Recently, meaning making has been highlighted as a key factor for psychological survival as well as growth and development when incubated in a relational context. The very close concept of sense making also refers to staying sane in insane contexts, but also to being able to understand where the insanity comes from, working with this insanity and addressing it to bring back both reason and soul to the work and – even more widely – to being. Two Tavistock Institute thinkers have recently provided, independently from each, other very illuminating accounts of how groups and organisations can get stuck when thinking is not fostered: Dr Mannie Sher (2014) speaks of how practitioners and policy makers can mobilise a range of psychological defences to protect themselves against imagination. Dr Tim Dartington (2014) confronts us with an account of how brilliant stupidity operates inevitably in organisational contexts where thinking is replaced by doing.

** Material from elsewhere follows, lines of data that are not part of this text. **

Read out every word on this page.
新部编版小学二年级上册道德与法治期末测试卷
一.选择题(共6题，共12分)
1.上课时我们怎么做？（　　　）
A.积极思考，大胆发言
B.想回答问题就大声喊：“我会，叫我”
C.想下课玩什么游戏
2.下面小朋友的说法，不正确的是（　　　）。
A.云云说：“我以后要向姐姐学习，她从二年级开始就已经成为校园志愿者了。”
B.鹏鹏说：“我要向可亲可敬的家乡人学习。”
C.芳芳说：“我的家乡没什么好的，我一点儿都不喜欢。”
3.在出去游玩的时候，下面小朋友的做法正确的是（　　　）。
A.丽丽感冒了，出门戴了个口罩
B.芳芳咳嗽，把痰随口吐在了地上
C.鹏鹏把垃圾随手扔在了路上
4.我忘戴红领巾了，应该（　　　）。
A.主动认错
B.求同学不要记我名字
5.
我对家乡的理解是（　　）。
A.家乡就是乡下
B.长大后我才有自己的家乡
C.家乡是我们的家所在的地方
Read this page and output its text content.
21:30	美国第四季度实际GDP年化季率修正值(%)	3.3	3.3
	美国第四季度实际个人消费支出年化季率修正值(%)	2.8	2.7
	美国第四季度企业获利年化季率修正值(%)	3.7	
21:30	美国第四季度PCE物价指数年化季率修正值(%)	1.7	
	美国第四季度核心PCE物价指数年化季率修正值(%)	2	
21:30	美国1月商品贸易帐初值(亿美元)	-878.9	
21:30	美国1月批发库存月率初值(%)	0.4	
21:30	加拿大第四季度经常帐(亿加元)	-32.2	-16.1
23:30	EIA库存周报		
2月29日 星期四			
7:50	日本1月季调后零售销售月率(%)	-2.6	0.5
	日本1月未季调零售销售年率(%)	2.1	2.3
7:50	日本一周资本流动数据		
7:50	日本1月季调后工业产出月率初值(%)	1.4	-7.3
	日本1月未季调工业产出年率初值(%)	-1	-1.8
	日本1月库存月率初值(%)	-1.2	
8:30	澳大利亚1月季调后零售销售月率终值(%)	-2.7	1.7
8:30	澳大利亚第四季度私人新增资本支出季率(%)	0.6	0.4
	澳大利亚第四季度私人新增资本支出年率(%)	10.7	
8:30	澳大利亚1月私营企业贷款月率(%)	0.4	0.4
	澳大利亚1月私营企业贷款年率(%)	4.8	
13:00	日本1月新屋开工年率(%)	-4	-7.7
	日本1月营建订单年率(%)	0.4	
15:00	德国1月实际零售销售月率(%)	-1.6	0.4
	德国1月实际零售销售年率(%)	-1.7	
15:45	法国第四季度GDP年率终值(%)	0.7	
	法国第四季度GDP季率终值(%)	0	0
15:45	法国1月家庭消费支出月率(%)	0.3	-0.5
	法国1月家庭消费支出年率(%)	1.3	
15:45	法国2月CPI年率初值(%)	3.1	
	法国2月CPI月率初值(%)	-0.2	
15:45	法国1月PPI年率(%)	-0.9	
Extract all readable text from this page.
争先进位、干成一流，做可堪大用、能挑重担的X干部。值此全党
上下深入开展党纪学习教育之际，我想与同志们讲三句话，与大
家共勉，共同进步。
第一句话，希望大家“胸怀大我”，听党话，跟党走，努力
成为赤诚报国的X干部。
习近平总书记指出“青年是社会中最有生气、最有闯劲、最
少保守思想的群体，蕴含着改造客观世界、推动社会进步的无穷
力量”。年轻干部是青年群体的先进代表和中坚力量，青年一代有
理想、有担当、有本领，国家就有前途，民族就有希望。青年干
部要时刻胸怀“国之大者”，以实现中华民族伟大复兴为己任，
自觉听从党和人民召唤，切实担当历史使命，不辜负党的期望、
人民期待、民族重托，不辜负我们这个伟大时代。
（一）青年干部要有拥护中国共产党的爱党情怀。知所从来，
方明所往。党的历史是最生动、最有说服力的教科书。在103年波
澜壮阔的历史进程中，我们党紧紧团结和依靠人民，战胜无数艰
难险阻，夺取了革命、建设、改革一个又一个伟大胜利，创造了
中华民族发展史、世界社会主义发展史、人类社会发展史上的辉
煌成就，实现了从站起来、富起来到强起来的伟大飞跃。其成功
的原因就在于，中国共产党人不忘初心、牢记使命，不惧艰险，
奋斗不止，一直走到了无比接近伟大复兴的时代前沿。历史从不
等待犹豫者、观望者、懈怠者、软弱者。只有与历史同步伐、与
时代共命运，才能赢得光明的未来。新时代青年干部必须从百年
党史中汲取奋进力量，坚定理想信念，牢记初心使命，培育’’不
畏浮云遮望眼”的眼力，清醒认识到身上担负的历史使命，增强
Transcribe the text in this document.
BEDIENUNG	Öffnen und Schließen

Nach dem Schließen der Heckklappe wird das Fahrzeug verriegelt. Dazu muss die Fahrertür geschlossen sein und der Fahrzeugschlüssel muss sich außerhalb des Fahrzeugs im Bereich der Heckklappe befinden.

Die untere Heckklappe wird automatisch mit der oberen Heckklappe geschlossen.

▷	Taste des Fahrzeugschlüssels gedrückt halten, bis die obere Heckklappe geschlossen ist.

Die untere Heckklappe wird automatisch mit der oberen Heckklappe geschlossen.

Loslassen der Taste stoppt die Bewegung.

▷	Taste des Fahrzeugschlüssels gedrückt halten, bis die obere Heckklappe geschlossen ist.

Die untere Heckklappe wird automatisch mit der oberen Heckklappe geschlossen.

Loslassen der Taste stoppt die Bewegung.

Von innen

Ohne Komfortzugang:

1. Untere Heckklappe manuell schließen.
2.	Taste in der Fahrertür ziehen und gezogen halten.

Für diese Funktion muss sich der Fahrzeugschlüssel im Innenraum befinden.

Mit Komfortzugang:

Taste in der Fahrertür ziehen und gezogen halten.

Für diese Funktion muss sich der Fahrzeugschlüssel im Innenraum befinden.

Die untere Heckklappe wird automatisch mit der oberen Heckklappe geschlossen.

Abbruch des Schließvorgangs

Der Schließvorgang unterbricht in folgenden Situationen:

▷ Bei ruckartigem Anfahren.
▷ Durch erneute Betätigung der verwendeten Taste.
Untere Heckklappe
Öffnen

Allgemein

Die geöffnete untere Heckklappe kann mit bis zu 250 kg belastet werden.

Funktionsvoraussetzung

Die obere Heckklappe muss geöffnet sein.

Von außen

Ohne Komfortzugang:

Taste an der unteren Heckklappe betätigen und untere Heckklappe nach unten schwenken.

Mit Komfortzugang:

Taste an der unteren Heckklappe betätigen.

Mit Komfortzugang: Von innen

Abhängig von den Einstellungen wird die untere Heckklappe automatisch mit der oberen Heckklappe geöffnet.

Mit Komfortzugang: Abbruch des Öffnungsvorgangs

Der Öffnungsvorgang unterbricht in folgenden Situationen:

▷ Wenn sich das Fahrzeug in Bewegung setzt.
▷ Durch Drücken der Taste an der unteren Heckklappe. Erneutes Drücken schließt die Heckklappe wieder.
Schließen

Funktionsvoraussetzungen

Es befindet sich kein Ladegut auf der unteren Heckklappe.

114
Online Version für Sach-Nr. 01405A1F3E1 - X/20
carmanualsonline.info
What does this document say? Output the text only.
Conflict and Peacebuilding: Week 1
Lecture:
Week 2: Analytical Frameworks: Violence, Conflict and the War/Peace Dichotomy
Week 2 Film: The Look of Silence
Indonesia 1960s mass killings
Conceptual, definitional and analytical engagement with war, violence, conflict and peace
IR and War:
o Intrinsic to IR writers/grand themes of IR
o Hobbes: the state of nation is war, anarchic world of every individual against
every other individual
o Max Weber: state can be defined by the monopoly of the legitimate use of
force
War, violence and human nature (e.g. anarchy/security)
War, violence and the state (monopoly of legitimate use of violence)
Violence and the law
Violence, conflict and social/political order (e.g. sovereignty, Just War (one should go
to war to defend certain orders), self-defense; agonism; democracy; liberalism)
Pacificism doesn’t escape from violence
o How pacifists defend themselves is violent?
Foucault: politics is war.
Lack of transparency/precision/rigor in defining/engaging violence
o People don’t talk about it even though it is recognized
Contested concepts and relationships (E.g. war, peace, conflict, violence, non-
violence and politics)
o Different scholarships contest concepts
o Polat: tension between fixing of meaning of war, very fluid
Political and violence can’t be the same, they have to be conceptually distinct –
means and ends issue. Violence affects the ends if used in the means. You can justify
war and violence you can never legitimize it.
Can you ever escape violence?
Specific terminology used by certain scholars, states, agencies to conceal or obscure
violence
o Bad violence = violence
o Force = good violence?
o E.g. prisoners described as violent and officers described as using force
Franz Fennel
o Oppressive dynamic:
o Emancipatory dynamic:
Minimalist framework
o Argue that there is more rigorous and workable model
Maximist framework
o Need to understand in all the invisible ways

My own work strives to bring together principles and techniques from the atelier method with those from the group relations tradition, all in a framework that works with psychosocial, social and political theory within a sociological approach. In designing and facilitating frameworks for internal and external conversations, I observe that thinking in such spaces is very much enabled by love. The essence of the whole Tavistock tradition in psychoanalysis and research as well as a vast body of work in critical social theory and the arts can be indeed seen as the systematic application of love – the love between mother and child, the love between father and child, kinship love, the love between the analyst and the analysand, in couples, but also at the workplace. Yet to be developed perhaps are reflections on what type of love may be at work between client and patron and – why not – between researcher and researched, consultant and consulted.  The growing depository of thoughts on intersubjectivity and the whole relational turn in social and psychosocial theory can be seen as a search for ways to facilitate genuine loving, or as we call them human relations, in such a way that they remain genuine, cordial and authentic and do not become psychosocial interventions and a set of mechanical techniques, policies or procedures.

Working with researchers and policy makers in reflective spaces has highlighted the mechanisms through which research can stay on the way of understanding in its search for objective facts as evidence. The members of the groups I have set up use reflective spaces to find both their voice and their silence as well as to remember what they have always known but have forgotten about being professionals. Bringing together learning and theorising from a more ‘objective’ research with group opportunities designed to enable thinking and understanding is a must if we are to ensure that policies and practices are based on sense. It is even more important that they offer new collective interpretations to provide shared meaning to society in its diversity, rather than sticking to fashionable today ‘buzz’ words such as data, evidence, targets and impact.

In my experience, mental health practitioners, in particular those who have an impact on mental health and, more generally, on wellbeing, use reflective spaces to sift through the range of experiences and projections that can influence them from below and from above. Such spaces, widely regarded from management as kind of treats for staff, are actually essential in order for their passion for care, altruism and compassion to become again the source of staff’s knowledge and the drivers of their work. Action research based on reflection and the use of reflexivity is about understanding the inter-subjective connectedness that constitutes the social world in which we live and the ways in which we can all make sense of this shared world together. Recent projects in which we used elements of this approach are ReSAurSE, Fostering Futures, Review of Mental Health needs in IRCs and a number of bespoke client-funded consultancies.

Dr Milena Stateva, Senior Researcher / Consultant TIHR.